Krankenkassen

"Mondpreise" für Arzneien schrumpfen auf Normalmaß

Der "Sovaldi-Effekt" fällt wohl geringer aus als angenommen, haben Gesundheitsökonomen berechnet.

Anno FrickeVon Anno Fricke Veröffentlicht:

BERLIN. Die Budgeteffekte einer Aufhebung der freien Preisbildung bei Arzneiinnovationen sind überschaubar. Eine Hochrechnung aus Abrechnungsdaten der DAK Gesundheit kommt auf ein GKV-weites Einsparpotenzial von 365 bis 380 Millionen Euro im Jahr, was einem Drittel Prozentpunkt beim Beitrag entsprechen würde.

"Das hebt das System nicht in ökonomisch andere Dimensionen", kommentierte DAK-Chef Professor Herbert Rebscher die Zahlen bei der Vorstellung des AMNOG-Reports in Berlin. Eine rückwirkende Geltung des verhandelten Erstattungsbetrags hätte eher einen pädagogischen als einen ökonomischen Effekt, so Rebscher.

Der Gesundheitsweise Professor Wolfgang Greiner verwies auf die industrie- und ordnungspolitische Entscheidung des Gesetzgebers, bei Einführung des AMNOG zwölf Monate freie Preisbildung zuzulassen. Es sei zu vermuten, dass damit auch Innovations- und Investitionsanreize gesetzt werden sollten, schreibt Greiner in einem Beitrag für den AMNOG-Report.

 Die Schätzwerte enthalten auch teure Innovationen wie Dimethylfumarat und den Hepatitis C-Blockbuster Sofosbuvir, das mit Kosten von rund 120.000 im Jahr 2014 die Diskussion um "Mondpreise" im ersten Jahr nach Markteintritt losgetreten hatte.

Die Industrie verteidigt die Regelung. Die freie Preisbildung diene in erster Linie dem schnellen Zugang von Patienten zu innovativen Arzneimitteln, hieß es dazu beim Bundesverband der Arzneimittelhersteller (BAH).

Mit dem Arzneimittelmarktneuordnungsgesetz wurde die Phase der freien Preisbildung auf die ersten zwölf Monate nach Markteintritt begrenzt.

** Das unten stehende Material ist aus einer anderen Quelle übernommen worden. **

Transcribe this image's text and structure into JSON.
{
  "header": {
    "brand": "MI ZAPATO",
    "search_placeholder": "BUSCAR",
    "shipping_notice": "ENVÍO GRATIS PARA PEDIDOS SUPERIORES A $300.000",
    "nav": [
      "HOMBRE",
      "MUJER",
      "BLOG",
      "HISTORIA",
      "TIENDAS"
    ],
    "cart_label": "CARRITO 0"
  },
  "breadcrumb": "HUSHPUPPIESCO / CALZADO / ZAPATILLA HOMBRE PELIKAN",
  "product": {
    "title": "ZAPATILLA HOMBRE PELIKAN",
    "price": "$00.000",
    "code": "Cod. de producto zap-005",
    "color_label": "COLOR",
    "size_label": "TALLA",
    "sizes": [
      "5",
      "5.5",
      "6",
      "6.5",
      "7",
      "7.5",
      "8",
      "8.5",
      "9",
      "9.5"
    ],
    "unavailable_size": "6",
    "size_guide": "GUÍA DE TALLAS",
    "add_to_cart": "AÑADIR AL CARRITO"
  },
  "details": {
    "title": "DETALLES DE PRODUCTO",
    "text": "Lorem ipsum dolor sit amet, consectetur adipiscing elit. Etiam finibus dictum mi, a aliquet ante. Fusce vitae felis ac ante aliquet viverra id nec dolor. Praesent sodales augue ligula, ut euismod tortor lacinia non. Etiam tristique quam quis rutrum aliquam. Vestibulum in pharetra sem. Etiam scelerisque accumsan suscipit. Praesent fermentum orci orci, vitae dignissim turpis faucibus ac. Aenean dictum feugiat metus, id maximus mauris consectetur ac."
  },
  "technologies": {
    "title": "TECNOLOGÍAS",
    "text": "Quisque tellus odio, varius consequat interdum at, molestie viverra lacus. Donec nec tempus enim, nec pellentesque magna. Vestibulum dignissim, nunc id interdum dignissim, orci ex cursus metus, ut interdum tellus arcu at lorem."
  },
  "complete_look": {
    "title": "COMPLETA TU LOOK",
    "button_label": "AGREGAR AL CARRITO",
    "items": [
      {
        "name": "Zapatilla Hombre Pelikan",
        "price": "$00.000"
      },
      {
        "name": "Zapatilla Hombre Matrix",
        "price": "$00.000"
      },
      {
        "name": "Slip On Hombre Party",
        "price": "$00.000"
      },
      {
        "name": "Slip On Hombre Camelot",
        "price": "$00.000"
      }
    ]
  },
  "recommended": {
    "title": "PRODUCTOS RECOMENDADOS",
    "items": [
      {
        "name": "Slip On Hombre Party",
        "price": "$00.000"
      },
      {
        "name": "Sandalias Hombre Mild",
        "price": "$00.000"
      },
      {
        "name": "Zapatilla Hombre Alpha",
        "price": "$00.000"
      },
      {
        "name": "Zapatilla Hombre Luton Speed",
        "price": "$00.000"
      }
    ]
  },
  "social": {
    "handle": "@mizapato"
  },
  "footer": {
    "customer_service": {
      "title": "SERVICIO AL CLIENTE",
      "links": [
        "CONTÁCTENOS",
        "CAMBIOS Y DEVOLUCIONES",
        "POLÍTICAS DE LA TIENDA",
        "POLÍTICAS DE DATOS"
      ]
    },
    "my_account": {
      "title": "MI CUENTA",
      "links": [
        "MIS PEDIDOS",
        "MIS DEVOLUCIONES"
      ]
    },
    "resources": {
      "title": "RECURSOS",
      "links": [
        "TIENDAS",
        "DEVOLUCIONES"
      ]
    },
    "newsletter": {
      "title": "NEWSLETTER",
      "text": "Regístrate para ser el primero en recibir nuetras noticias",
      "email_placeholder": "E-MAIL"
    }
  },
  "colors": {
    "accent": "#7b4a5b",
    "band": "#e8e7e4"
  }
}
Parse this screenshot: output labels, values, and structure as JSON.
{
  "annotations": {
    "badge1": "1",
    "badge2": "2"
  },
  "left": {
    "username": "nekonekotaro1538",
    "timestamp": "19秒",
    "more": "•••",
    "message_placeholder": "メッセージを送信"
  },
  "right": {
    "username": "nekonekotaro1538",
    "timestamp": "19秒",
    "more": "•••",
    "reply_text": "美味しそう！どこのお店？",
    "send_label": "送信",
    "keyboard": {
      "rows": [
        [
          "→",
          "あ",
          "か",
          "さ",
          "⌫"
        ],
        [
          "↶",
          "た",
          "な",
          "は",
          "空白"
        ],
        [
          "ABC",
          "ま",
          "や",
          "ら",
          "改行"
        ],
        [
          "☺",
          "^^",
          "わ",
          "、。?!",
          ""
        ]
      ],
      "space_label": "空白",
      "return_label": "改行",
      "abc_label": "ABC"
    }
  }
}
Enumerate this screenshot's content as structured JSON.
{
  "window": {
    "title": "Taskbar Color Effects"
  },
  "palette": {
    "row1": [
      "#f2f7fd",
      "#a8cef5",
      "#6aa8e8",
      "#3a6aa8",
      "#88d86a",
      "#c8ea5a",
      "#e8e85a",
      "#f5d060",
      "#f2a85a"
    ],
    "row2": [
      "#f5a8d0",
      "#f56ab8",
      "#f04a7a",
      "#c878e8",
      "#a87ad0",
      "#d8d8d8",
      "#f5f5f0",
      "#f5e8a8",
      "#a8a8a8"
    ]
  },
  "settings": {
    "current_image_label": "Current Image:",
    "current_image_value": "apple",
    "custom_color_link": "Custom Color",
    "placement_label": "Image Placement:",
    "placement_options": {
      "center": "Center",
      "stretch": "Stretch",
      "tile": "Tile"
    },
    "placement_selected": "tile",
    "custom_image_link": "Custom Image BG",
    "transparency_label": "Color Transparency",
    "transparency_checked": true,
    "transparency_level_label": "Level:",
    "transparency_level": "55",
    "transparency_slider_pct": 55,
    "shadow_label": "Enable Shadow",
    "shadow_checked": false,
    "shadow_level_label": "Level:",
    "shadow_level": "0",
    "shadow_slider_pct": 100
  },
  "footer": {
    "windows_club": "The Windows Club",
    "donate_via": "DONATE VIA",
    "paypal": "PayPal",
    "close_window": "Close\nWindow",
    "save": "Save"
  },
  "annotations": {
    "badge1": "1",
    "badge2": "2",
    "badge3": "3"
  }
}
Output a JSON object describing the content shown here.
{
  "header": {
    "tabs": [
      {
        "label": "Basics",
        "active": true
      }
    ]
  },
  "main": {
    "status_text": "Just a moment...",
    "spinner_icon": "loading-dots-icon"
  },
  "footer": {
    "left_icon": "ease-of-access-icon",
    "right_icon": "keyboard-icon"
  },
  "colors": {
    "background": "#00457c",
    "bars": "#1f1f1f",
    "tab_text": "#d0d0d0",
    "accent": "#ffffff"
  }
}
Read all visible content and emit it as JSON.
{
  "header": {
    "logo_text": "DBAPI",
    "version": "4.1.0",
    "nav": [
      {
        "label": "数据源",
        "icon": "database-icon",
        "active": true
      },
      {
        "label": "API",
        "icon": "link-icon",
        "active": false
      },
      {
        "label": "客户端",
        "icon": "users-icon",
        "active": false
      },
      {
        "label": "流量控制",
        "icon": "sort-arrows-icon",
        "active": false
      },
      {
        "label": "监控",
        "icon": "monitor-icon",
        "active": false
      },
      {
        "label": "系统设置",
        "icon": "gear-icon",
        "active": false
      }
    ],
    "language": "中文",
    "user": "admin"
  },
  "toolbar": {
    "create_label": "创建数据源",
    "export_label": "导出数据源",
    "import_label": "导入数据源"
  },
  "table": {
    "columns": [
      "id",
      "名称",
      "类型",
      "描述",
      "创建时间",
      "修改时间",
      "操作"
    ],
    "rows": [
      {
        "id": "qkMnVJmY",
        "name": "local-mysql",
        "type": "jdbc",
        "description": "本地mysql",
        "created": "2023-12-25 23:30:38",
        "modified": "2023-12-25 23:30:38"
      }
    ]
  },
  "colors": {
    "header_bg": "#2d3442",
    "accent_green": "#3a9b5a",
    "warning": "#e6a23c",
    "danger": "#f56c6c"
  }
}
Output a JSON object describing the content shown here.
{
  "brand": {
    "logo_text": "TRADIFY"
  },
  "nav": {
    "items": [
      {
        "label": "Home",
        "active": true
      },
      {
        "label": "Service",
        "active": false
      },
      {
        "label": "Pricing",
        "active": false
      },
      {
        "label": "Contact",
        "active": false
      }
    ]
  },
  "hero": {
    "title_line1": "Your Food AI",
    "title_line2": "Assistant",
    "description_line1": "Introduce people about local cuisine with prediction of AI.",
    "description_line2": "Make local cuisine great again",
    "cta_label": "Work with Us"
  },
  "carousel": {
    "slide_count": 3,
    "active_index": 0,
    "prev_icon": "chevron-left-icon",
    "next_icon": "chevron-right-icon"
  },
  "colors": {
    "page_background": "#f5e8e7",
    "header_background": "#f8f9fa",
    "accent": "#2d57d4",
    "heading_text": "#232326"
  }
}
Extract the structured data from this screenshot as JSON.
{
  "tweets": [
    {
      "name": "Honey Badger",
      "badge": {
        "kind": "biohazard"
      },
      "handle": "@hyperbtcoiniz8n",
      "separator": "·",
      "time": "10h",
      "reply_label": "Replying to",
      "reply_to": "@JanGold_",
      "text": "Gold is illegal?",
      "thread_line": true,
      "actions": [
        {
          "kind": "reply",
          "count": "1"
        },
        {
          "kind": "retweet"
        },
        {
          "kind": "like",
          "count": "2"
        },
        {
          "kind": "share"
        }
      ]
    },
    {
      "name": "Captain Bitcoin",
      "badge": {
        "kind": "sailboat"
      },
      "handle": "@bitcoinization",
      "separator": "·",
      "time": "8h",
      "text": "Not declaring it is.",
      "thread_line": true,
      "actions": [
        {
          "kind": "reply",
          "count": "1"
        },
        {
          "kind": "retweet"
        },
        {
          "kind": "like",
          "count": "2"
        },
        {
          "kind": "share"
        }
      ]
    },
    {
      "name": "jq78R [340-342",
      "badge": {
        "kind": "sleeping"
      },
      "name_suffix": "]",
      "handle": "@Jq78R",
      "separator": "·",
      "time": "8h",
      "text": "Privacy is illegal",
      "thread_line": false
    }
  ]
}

Im Vorgriff auf die aller Voraussicht nach im Sommer anstehende AMNOG-Novelle wird bei den Kassen laut über eine weitere Verkürzung dieser Frist nachgedacht.

Der GKV-Spitzenverband zum Beispiel fordert, den ausgehandelten Erstattungspreis rückwirkend bis zum Tag des Markteintritts gelten zu lassen. Die Techniker Krankenkasse hat im Januar fünf Monate Rückwirkung ins Gespräch gebracht. Die freie Preisbildung würde dann für die Dauer des sechsmonatigen Nutzenbewertungsverfahrens und die einmonatige Opt-out-Frist gelten.

Für den Gesundheitsökonomen Greiner sind rückwirkende Anpassungen der Erstattungsbeträge gleichbedeutend mit einem Preisdiktat durch die Krankenkassen, auch wenn die Kostendämpfungspotenziale einer rückwirkenden Preisgeltung attraktiv erschienen.

Der Vorsitzende des Gesundheitsausschusses, Dr. Edgar Franke (SPD), hat in Berlin "einige handwerkliche Nachjustierungen" beim AMNOG angekündigt. Es sei höchste Zeit für eine kritische Analyse der frühen Nutzenbewertung, sagte der Hauptgeschäftsführer des Bundesverbands der Pharmazeutischen Industrie, Dr. Norbert Gerbsch, in Reaktion auf die Veröffentlichung des AMNOG-Reports.

Es sei zu pauschal geurteilt, den Wirkstoffen, denen der GBA keinen Zusatznutzen zuerkennt, den Zusatznutzen komplett abzusprechen.Eine Bewertung, die zum Beispiel mögliche Umstellungen von Spritzen auf Tabletten nicht berücksichtige, gehe am Alltag der Menschen vorbei. Darin liege ein wichtiger Reformansatz für das AMNOG, sagte Gerbsch.